ただこれだけは俺にも判る。システマってのは本来は研究機関でプロが使うために開発されたんだと。でもそれがとある国の軍部の人間に知れて、試作機が一台だけ外に出ることになった。その一台ってのが世界を救った例のシステマだ。
硝子の壁の向こうに居るシステマに表情はない。だがシステマには人と同じ五感がある。クライアント次第だが、その気で学習させればシステマも泣いたり笑ったりするらしい。……らしいってのは、俺自身も聞いた話で試したことなんざないってことだ。もし個人でシステマを持ってたとしても俺だったらわざわざそんな面倒な真似はしない。便利な道具としてきっちり活用出来ればそれで十分だ。
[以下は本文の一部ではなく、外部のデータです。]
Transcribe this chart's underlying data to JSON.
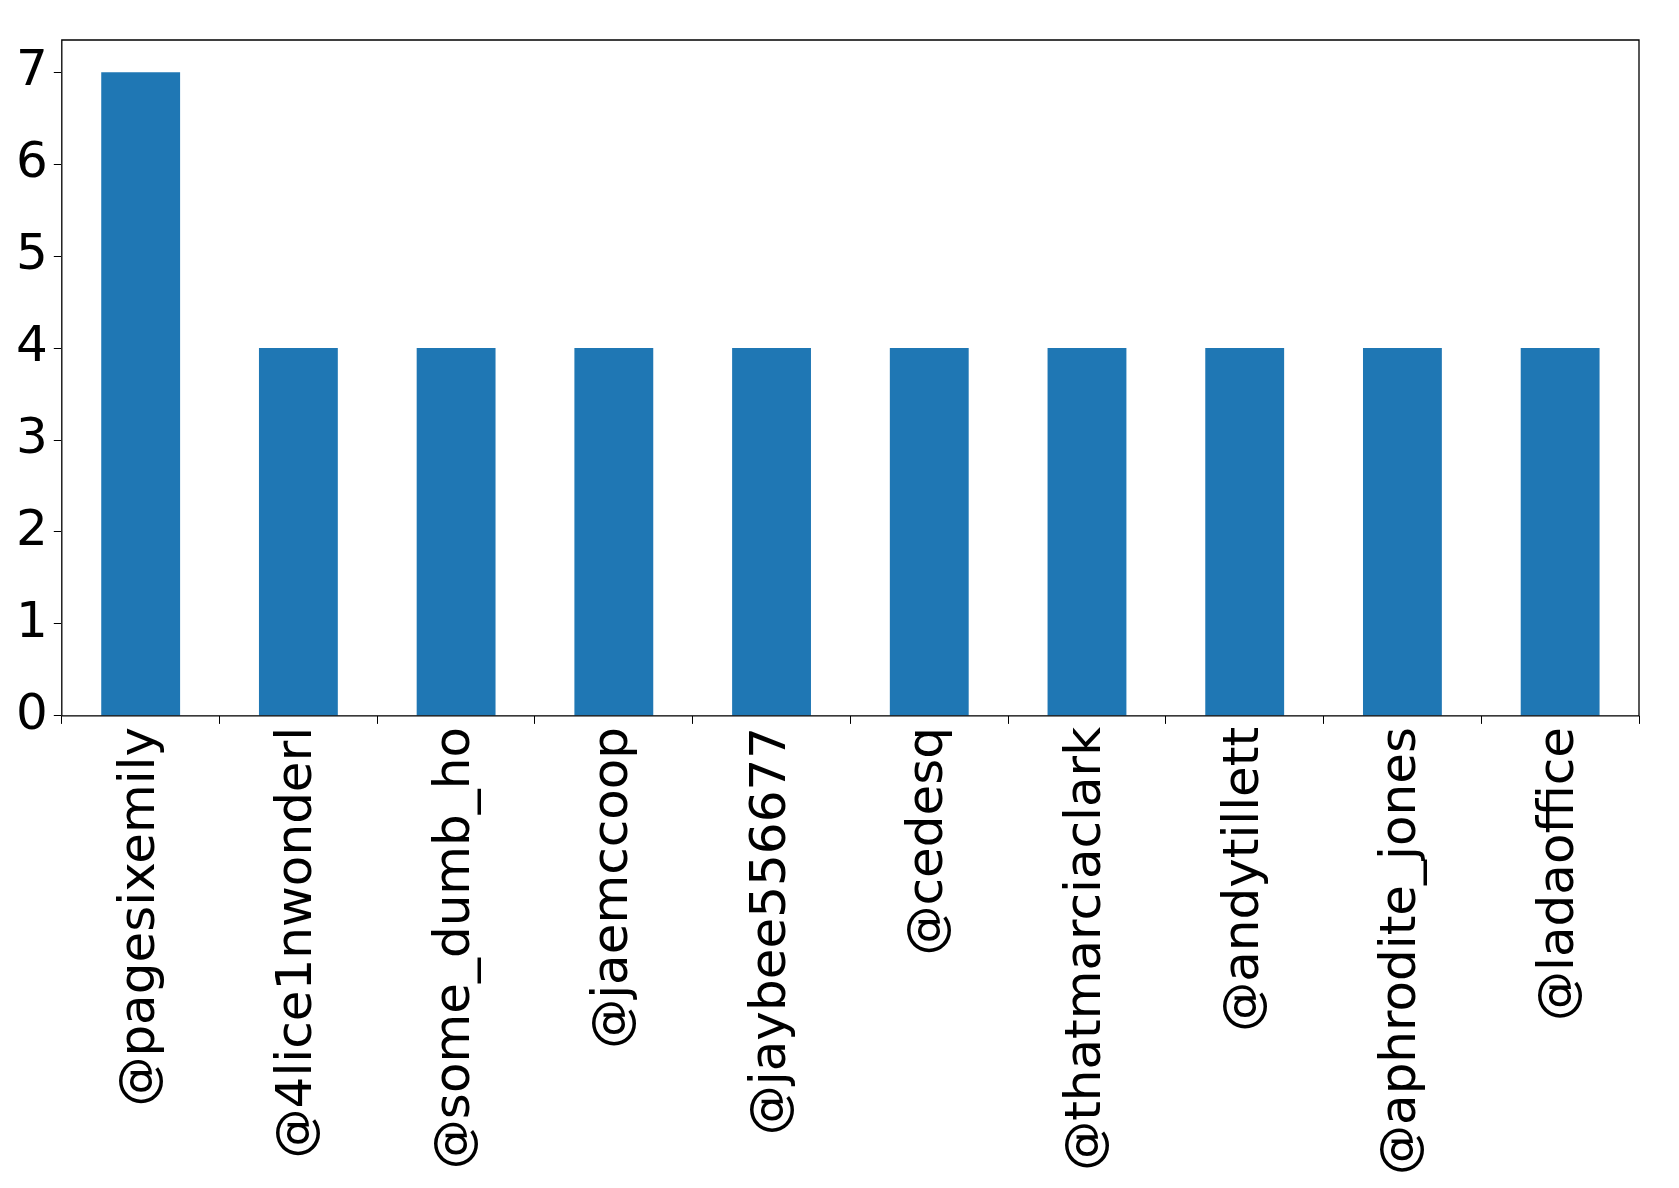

道具を擬人化しちまう連中ってのの気持ちはやっぱりどう転んでも俺には判らん。
俺がここまでむきになって道具道具と主張する理由は簡単だ。開発の勝亦って奴は学生の頃からの腐れ縁なんだが、こいつがまた根っからのシステマ狂いなんだよ。昔からコンピュータとかが好きな奴だったんだが、システマが世に知れた時、俺の周りではこいつが一番喜んでた気がする。
今からきっと面白い時代になる。あいつの言った通りかどうかは知らないが、現実にシステマは世間に認知され一般社会に出てくることになった。そして明るく派手な生活を望んだ俺と、システマに関わることを望んだ奴は大学まで同じになった。……正直なところ、まさか職場まで同じになるとは思わなかったがな。ここまで来ると腐れ縁としか言いようがないだろ。しかも同じ本社ビルで勤務、その上、何かと仕事上で関わりあるってのは……もう、何て言うんだ? 腐れ縁ってレベルすら超えてるんじゃないかと俺も時々思う。
文章がみっちり詰まってるので、苦手な方はごめんなさい。